The USA may be the billionaire capital of the world, with between 813 and 902 billionaires recorded, but China has seen a significant rise in the top wealth bracket in recent years. Mainland China currently has around 450 billionaires with a combined wealth of $1.7 trillion. China also hosts over 1,400 people with fortunes above $700 million. Billionaires do not exist in communist nations.
Karl Marx’s communism involved seizing the means of production. The government owns land, infrastructure, factories, and corporations under the premise that the ruling class could be eliminated by surrendering ownership to the state. Citizens may not accumulate wealth, as no one may have more than another, and certainly not more than the state.

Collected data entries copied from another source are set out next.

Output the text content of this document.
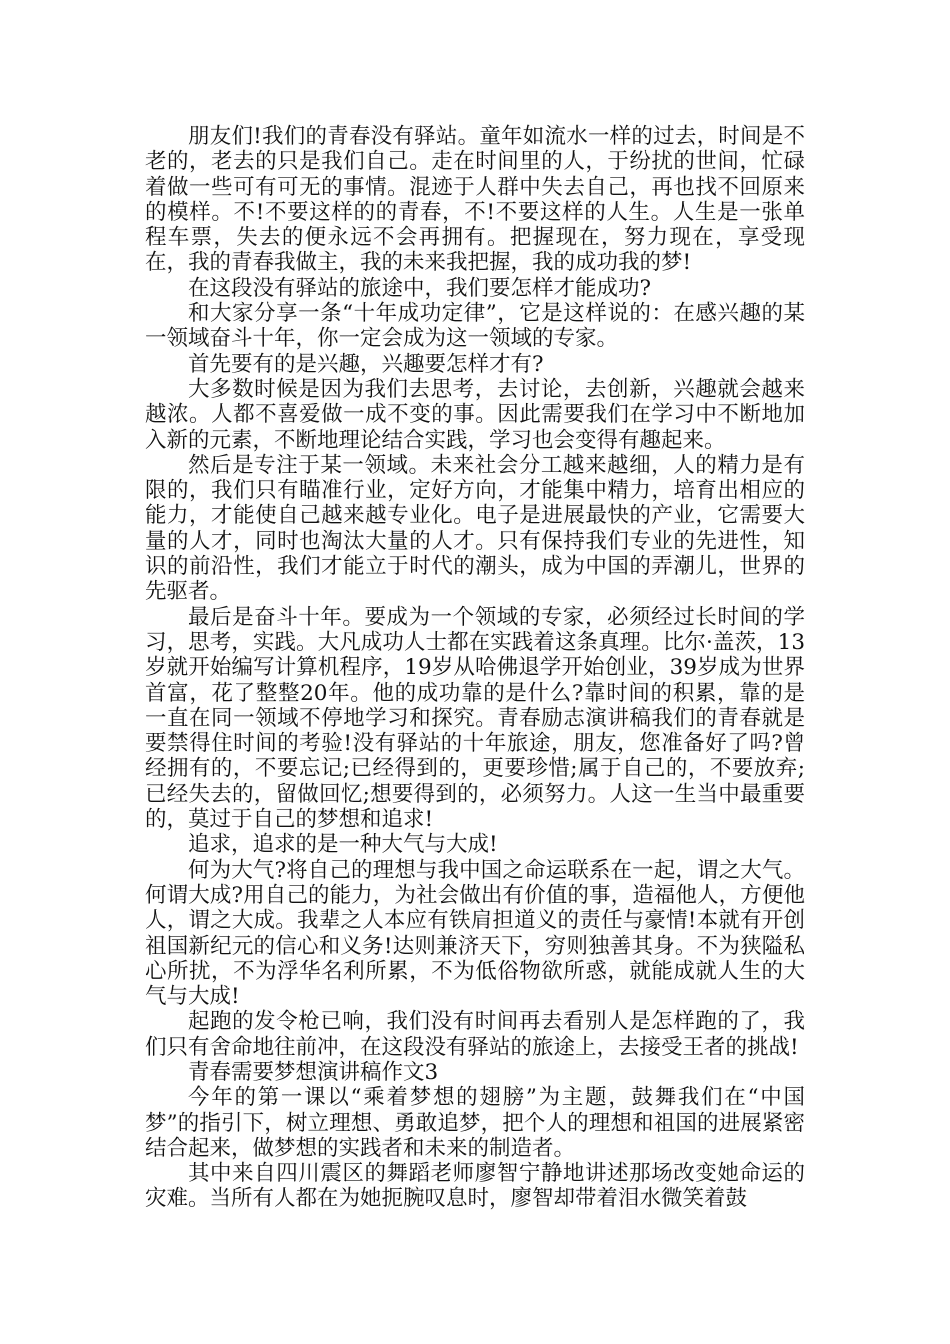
朋友们!我们的青春没有驿站。童年如流水一样的过去，时间是不老的，老去的只是我们自己。走在时间里的人，于纷扰的世间，忙碌着做一些可有可无的事情。混迹于人群中失去自己，再也找不回原来的模样。不!不要这样的的青春，不!不要这样的人生。人生是一张单程车票，失去的便永远不会再拥有。把握现在，努力现在，享受现在，我的青春我做主，我的未来我把握，我的成功我的梦!

在这段没有驿站的旅途中，我们要怎样才能成功?

和大家分享一条“十年成功定律”，它是这样说的：在感兴趣的某一领域奋斗十年，你一定会成为这一领域的专家。

首先要有的是兴趣，兴趣要怎样才有?

大多数时候是因为我们去思考，去讨论，去创新，兴趣就会越来越浓。人都不喜爱做一成不变的事。因此需要我们在学习中不断地加入新的元素，不断地理论结合实践，学习也会变得有趣起来。

然后是专注于某一领域。未来社会分工越来越细，人的精力是有限的，我们只有瞄准行业，定好方向，才能集中精力，培育出相应的能力，才能使自己越来越专业化。电子是进展最快的产业，它需要大量的人才，同时也淘汰大量的人才。只有保持我们专业的先进性，知识的前沿性，我们才能立于时代的潮头，成为中国的弄潮儿，世界的先驱者。

最后是奋斗十年。要成为一个领域的专家，必须经过长时间的学习，思考，实践。大凡成功人士都在实践着这条真理。比尔·盖茨，13岁就开始编写计算机程序，19岁从哈佛退学开始创业，39岁成为世界首富，花了整整20年。他的成功靠的是什么?靠时间的积累，靠的是一直在同一领域不停地学习和探究。青春励志演讲稿我们的青春就是要禁得住时间的考验!没有驿站的十年旅途，朋友，您准备好了吗?曾经拥有的，不要忘记;已经得到的，更要珍惜;属于自己的，不要放弃;已经失去的，留做回忆;想要得到的，必须努力。人这一生当中最重要的，莫过于自己的梦想和追求!

追求，追求的是一种大气与大成!

何为大气?将自己的理想与我中国之命运联系在一起，谓之大气。何谓大成?用自己的能力，为社会做出有价值的事，造福他人，方便他人，谓之大成。我辈之人本应有铁肩担道义的责任与豪情!本就有开创祖国新纪元的信心和义务!达则兼济天下，穷则独善其身。不为狭隘私心所扰，不为浮华名利所累，不为低俗物欲所惑，就能成就人生的大气与大成!

起跑的发令枪已响，我们没有时间再去看别人是怎样跑的了，我们只有舍命地往前冲，在这段没有驿站的旅途上，去接受王者的挑战!

青春需要梦想演讲稿作文3

今年的第一课以“乘着梦想的翅膀”为主题，鼓舞我们在“中国梦”的指引下，树立理想、勇敢追梦，把个人的理想和祖国的进展紧密结合起来，做梦想的实践者和未来的制造者。

其中来自四川震区的舞蹈老师廖智宁静地讲述那场改变她命运的灾难。当所有人都在为她扼腕叹息时，廖智却带着泪水微笑着鼓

Everyone must be equal in poverty.
Under communism, the incentive for innovation is null and void. China has become a pioneer in innovative technologies and discoveries in every sector. Entrepreneurs are abundant in China, and investment and international trade are encouraged. The China of today is one of the leading players in the global economy, driven by modernization and competitiveness. The China of the past may have been communist, but the government is not going to take down statues of Mao or announce past wrongdoings.
China quietly moved away from communism decades ago. They saw it wasn’t working and made a change without a public declaration. Yes, the CCP is certainly authoritarian to some degree, but it is a fallacy to call China a communist nation.»